“Dört cephede mücadele vermek zorunda kalıyoruz” diye de düşünebilirsiniz, kafamızı kısır tartışmalardan kaldırıp, “bölge ve dünya gerçekleriyle yüz yüze kaldık” diye de bakabilirsiniz.
Ben ikinci cepheden bakanlardanım.
Nasıl bakmam?
İçişleri Bakanı Abdülkadir Aksu hakkında Gensoru önergesi verilmişti. Başından sonuna takip ettim. İktidar ve muhalefet kulislerine girdim, Genel Kuruldaki konuşmaları takip ettim.
Birçok meslektaşım da Gensorunun ciddiyetine uygun davranarak Meclise gelmiş, görüşmeleri takip etmeye çalışıyordu.

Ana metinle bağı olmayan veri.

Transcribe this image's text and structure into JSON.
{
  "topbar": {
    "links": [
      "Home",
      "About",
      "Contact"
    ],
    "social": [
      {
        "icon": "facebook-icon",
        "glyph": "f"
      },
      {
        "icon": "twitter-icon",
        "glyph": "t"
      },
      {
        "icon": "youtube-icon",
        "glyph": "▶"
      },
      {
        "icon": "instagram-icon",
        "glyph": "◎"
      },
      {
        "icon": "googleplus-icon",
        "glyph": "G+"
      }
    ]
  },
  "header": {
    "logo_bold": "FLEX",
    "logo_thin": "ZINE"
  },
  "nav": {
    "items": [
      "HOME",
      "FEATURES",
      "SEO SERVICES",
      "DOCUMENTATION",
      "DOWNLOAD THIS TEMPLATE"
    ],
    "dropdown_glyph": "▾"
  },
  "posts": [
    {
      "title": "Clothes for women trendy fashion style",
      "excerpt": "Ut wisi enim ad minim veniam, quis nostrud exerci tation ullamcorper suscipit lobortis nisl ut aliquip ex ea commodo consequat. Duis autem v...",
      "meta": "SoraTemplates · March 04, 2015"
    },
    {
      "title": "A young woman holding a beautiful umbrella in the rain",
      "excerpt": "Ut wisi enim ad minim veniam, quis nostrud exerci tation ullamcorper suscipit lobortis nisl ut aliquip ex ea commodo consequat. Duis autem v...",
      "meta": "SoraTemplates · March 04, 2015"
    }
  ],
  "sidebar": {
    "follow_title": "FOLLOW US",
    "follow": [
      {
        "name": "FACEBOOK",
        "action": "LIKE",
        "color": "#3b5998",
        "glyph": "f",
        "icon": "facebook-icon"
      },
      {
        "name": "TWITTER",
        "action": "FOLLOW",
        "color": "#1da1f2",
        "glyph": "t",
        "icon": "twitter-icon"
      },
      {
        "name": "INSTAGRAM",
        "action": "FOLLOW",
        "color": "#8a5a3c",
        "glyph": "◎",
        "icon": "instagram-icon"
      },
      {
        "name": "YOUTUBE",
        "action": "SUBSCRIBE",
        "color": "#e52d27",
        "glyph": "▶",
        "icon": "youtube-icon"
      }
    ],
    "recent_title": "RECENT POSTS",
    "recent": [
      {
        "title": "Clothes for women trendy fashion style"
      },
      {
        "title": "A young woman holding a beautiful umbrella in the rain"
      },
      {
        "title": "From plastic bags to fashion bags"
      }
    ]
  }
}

Konuşmaları izlerken, muhalefet sözcülerinin gazete haberlerini dahi dikkatli bir şekilde takip etmediklerini fark ettim.
Dahası Gensoruyu veren partinin lideri görüşmelerde yoktu. Gensoru’yu ANAP vermişti. ANAP lideri Erkan Mumcu o gün Meclisteydi, partisinin grup toplantısını yaptı. Ama iş gensoruya gelince Mumcu yoktu.
Partisinin verdiği gensoruyu kendi lideri dahi ciddiye almıyorsa, sorarım size biz nasıl ciddiye alalım?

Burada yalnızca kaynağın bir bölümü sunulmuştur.